Silver's Bull Run Comes to an End

When the next week opened up on July 14, silver began its descent. 

Because silver is seen as a vehicle to preserve wealth, it tends to get a boost when there are hiccups in the global economy and investors look to it as a hedge. But it also will lose value when there is renewed confidence in the economy.

When BES brought in new management that Monday, it calmed investor fears over the health of the Portuguese banking system, and all of the 1.4% gains from the week before were erased in one day.

On this news, investors began "backing away from the view that the Portuguese bank problems represented a serious threat to the European banking system as a whole," managing partner at CPM Group Jeffrey Christian wrote in an email to Money Morning. "Perhaps investors had a weekend to let the news sift through their brains, and realized the sky wasn't falling?"

While turmoil on foreign soil, headlined by the downing of a Malaysian passenger aircraft in Ukraine and the Israeli invasion of the Gaza Strip, provided slight lifts to silver, it tumbled last Thursday 2.5% to $20.42. This plunge was precipitated by positive economic news out of the Eurozone, and an optimistic U.S. jobs report that showed weekly unemployment claims were at their lowest levels in more than eight years.

The day after, however, silver recovered a lot of those losses when the broader markets took a dive.
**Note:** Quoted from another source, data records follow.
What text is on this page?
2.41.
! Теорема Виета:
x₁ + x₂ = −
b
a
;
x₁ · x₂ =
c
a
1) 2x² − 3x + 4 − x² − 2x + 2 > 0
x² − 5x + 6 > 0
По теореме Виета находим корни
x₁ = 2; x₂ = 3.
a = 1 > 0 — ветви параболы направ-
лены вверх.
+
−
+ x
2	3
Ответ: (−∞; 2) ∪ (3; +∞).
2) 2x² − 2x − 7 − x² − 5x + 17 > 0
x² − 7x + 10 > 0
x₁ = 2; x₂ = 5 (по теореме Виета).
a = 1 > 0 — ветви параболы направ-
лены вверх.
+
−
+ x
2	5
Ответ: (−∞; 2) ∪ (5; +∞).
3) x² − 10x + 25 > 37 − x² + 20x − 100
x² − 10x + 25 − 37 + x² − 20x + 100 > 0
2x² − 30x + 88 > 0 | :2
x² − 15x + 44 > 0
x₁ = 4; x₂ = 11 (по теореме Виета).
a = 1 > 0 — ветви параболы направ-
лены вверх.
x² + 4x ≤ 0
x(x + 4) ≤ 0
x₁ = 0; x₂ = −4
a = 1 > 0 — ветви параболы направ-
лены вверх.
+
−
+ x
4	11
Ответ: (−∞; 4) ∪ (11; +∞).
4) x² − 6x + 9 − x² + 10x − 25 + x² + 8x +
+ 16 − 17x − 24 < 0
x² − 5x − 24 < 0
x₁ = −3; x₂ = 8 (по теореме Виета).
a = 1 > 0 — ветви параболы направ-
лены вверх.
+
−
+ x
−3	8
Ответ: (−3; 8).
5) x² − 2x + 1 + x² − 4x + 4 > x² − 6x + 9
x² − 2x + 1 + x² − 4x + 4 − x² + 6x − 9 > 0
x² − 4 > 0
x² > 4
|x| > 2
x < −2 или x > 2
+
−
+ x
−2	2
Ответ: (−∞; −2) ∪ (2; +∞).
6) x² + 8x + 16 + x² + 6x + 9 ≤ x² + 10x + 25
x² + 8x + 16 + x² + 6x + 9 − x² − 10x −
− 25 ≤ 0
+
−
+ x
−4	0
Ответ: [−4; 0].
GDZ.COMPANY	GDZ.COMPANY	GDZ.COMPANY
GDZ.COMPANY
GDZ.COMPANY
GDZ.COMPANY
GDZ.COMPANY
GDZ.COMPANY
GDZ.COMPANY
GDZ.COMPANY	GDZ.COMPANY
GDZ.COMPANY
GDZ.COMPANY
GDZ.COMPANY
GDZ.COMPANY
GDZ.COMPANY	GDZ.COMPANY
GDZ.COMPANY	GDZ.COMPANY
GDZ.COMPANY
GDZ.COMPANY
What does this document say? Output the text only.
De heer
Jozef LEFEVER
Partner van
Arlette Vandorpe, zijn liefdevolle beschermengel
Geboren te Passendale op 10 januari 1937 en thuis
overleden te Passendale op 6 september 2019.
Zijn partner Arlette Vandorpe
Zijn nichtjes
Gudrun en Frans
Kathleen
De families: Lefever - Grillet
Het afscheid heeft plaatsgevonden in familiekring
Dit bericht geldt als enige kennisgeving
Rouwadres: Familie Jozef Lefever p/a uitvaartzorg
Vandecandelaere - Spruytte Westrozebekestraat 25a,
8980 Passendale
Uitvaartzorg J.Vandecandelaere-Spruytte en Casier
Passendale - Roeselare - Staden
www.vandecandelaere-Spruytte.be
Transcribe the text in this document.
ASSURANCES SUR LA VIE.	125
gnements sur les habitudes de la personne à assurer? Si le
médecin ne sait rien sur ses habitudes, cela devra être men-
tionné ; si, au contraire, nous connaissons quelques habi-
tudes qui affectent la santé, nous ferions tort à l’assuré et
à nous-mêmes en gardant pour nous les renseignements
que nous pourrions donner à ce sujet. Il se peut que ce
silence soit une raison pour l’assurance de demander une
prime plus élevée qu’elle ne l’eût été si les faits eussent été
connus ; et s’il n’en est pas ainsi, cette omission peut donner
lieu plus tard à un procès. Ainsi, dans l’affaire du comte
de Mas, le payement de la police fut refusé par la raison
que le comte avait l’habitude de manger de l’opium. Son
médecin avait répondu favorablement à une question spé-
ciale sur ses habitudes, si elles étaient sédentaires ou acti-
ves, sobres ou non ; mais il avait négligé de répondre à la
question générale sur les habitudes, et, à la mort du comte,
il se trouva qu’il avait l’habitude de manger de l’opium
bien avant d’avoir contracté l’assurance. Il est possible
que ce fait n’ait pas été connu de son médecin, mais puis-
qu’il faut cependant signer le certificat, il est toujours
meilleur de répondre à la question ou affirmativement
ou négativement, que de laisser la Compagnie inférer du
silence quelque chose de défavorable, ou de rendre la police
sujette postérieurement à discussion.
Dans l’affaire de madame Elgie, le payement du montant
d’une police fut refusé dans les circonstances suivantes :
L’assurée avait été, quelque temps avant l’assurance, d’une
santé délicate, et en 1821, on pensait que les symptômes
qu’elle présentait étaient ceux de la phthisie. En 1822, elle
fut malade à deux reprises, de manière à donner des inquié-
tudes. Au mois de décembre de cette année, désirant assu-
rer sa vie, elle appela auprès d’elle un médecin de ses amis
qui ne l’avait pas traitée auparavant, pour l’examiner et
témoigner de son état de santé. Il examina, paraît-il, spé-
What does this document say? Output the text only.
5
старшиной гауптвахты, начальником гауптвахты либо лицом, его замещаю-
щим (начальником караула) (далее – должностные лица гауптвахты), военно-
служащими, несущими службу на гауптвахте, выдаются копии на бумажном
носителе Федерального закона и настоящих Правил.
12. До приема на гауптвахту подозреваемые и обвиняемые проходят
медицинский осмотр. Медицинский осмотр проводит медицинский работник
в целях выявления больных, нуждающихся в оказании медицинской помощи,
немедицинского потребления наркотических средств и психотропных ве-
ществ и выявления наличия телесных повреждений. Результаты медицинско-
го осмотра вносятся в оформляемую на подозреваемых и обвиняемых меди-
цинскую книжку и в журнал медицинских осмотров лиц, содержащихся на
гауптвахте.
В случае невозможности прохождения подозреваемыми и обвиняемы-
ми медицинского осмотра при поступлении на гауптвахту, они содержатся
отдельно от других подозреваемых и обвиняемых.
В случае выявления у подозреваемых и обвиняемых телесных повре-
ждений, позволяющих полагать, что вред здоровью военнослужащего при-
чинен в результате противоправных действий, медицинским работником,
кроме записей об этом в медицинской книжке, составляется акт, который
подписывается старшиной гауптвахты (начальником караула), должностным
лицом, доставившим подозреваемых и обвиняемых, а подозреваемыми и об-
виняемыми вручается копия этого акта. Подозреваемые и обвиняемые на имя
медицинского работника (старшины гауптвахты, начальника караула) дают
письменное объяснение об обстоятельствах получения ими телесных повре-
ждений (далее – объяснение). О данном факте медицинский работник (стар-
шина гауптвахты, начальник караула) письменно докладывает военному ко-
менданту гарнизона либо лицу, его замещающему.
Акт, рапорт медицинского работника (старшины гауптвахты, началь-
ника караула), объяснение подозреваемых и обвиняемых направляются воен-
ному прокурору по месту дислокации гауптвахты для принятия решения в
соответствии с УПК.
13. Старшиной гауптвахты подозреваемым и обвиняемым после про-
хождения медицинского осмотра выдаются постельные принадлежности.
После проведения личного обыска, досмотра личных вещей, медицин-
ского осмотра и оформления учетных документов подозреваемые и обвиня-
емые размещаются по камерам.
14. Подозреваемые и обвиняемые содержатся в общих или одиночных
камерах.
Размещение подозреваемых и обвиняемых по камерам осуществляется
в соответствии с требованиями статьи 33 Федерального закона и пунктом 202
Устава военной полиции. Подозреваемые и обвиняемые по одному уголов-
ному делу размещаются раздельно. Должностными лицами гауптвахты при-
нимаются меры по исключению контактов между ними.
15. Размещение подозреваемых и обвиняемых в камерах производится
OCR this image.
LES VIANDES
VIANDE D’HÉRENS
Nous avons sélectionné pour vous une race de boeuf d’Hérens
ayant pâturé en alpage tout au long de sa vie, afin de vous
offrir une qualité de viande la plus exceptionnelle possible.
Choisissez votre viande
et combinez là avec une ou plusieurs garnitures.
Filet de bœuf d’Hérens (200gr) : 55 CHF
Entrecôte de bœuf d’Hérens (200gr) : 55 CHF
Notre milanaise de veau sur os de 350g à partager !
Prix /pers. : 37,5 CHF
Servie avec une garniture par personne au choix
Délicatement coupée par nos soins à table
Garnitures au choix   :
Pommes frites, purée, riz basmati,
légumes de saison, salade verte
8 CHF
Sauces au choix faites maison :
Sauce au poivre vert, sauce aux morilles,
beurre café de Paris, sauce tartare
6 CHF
The Dow Jones Industrial Average dropped 123.23 points, the Standard & Poor's 500 lost 9.64, and the Nasdaq fell 22.55. Silver will oftentimes get a boost as an alternative investment when equities falter.

Silver has been up-and-down this week, but largely trading within a small window. It has moved up on failed ceasefire talks in Gaza and new E.U. and U.S.-sponsored sanctions on Russia for its supporting of rebels in Ukraine, but only momentarily before ultimately trending downward.

Yesterday, the U.S. Federal Reserve released a statement following its Federal Open Market Committee (FOMC) meeting, which reaffirmed the central bank's intent to pursue a policy of low interest rates for a "considerable" time. Inflation-minded investors, fearing that a prolonged period of low rates could spark an increase in prices, moved into silver as a store of value against the potentially weakening dollar, pushing futures up $0.06 on the day.

Silver is down around 3% on the month going into August, still not a cause for concern.

"In the grand scheme, not a very big deal, as that's less than 5%," Krauth said.